The Mountain, a film written by Fathy Ghanem, tells the story of building the village of New Gourna by architect Hassan Fathy. Filmed in the village of New Gourna itself in 1965, it is incredibly important from an architectural perspective, however, Hassan Fathy never mentioned the film in any of his writings or speeches. More information at www.hassanfathy.webs.com
Koudougou Central Market, Burkina Faso
The impact of Koudougou’s Central Market, designed by the Swiss Agency for Development and Cooperation (SDC) / Laurent Séchaud / Pierre Jequier for the Koudougou Municipality and completed in 2005, is twofold: at the urban scale, it reinforces and enhances the fabric of a mid-sized town, providing a monumental civic space for commercial and social exchange. On the level of construction, it introduces simple and easily assimilated improvements to a traditional material – stabilised earth – which allow it to achieve its full aesthetic and environmental potential. By using blocks of compressed earth, the market not only demonstrates the superior climactic performance of the local building material, but also shows how humble earth blocks can be used to create a sophisticated pattern language of vaults, domes and arches.
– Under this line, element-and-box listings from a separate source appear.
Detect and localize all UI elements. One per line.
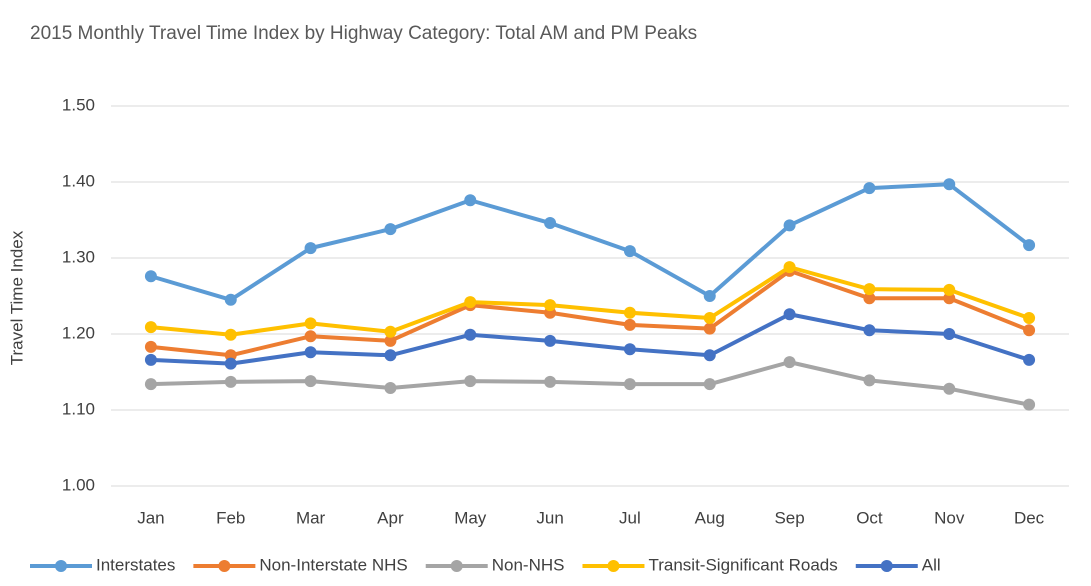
data-point: [464, 296, 477, 309]
data-point: [783, 308, 796, 321]
legend-label: Non-NHS: [492, 555, 565, 574]
x-tick-label: Nov: [934, 508, 965, 527]
data-point: [144, 321, 157, 334]
x-tick-label: Aug: [695, 508, 725, 527]
x-tick-label: May: [454, 508, 487, 527]
x-tick-label: Oct: [856, 508, 883, 527]
data-point: [1023, 239, 1036, 252]
data-point: [1023, 312, 1036, 325]
data-point: [384, 223, 397, 236]
data-point: [623, 343, 636, 356]
data-point: [703, 322, 716, 335]
chart-title: 2015 Monthly Travel Time Index by Highwa…: [30, 23, 697, 44]
series-line: [150, 312, 1030, 366]
x-tick-label: Mar: [296, 508, 326, 527]
data-point: [703, 349, 716, 362]
data-point: [863, 292, 876, 305]
data-point: [144, 270, 157, 283]
data-point: [1023, 398, 1036, 411]
series-line: [150, 268, 1030, 358]
data-point: [623, 245, 636, 258]
legend-marker: [218, 560, 231, 572]
data-point: [623, 306, 636, 319]
data-point: [1023, 324, 1036, 337]
series-line: [150, 182, 1031, 302]
legend-label: Non-Interstate NHS: [259, 555, 407, 574]
x-tick-label: Dec: [1014, 508, 1045, 527]
x-tick-label: Sep: [774, 508, 804, 527]
data-point: [623, 378, 636, 391]
data-point: [943, 292, 956, 305]
data-point: [464, 375, 477, 388]
legend-marker: [880, 560, 893, 572]
data-point: [623, 318, 636, 331]
data-point: [783, 356, 796, 369]
data-point: [304, 330, 317, 343]
data-point: [224, 328, 237, 341]
data-point: [384, 325, 397, 338]
series-line: [150, 360, 1030, 407]
y-tick-label: 1.10: [62, 399, 95, 418]
data-point: [703, 290, 716, 302]
data-point: [224, 375, 237, 388]
data-point: [943, 382, 956, 395]
data-point: [943, 283, 956, 296]
legend-label: All: [922, 555, 941, 574]
data-point: [464, 328, 477, 341]
data-point: [863, 374, 876, 387]
data-point: [544, 299, 557, 312]
data-point: [464, 194, 477, 207]
data-point: [384, 381, 397, 394]
data-point: [224, 349, 237, 362]
y-tick-label: 1.20: [62, 323, 95, 342]
data-point: [703, 312, 716, 325]
y-tick-label: 1.50: [62, 95, 95, 114]
legend-label: Interstates: [96, 555, 175, 574]
data-point: [144, 378, 157, 391]
legend-marker: [607, 560, 620, 572]
data-point: [943, 328, 956, 340]
y-tick-label: 1.30: [62, 247, 95, 266]
data-point: [544, 334, 557, 347]
data-point: [544, 217, 557, 230]
data-point: [1023, 353, 1036, 366]
y-axis-label: Travel Time Index: [7, 230, 26, 365]
legend-marker: [55, 560, 67, 572]
data-point: [863, 324, 876, 337]
data-point: [544, 375, 557, 388]
data-point: [144, 353, 157, 366]
data-point: [304, 375, 317, 388]
data-point: [224, 293, 237, 306]
x-tick-label: Feb: [216, 508, 245, 527]
data-point: [863, 182, 876, 195]
legend-label: Transit-Significant Roads: [648, 555, 837, 574]
data-point: [144, 340, 157, 353]
data-point: [304, 317, 317, 330]
x-tick-label: Apr: [377, 508, 404, 527]
x-tick-label: Jan: [137, 508, 164, 527]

The market is the third of its type to be built under the direction of the Swiss Agency for Development and Cooperation (SDC) in cooperation with the Programme de Développement des Villes Moyennes of the Burkina Faso government, which aims to strengthen the country’s mid-sized towns through building commercial infrastructures. The market was the result of a truly participatory process that brought together and engaged the entire community in the site selection, design and construction of the market as well as its continuing use. A 1:1 prototype of a typical retail space was constructed which helped facilitate communication between the different collaborators, simultaneously allowing refinement of the design, development of innovative construction techniques and practical training of the local masons.
Chapel of Reconciliation
Built by architects Peter Sassenroth und Rudolf Reitermann in 1999, this small chapel made of rammed earth replaces the former Church of Reconciliation, a historicist church built in 1894 which happened to be situated on the death strip when the Berlin wall was erected in 1961. The old church stood there vacant and isolated, abused as a guarding tower for East German border patrol, until it was finally blown up by East Germany in 1987 – just two years before the wall eventually was torn down itself. the community of the former church decided it wanted to have its church back. The completed chapel is enveloped by a wall made of rammed earth, composed out of clay and smaller pieces of bricks of the exploded church. For more information visit the Chapel of Reconciliation home page.
Ait Benhaddou
The Moroccan city of Aït Benhaddou is one of the most well-known earthen city in the world, at it is a UNESCO World Heritage Site and because it is an extremely photogenic city, was the setting for numerous movies including Lawrence of Arabia (1962), The Last Temptation of Christ (1988) and Gladiator (2000) to name a few.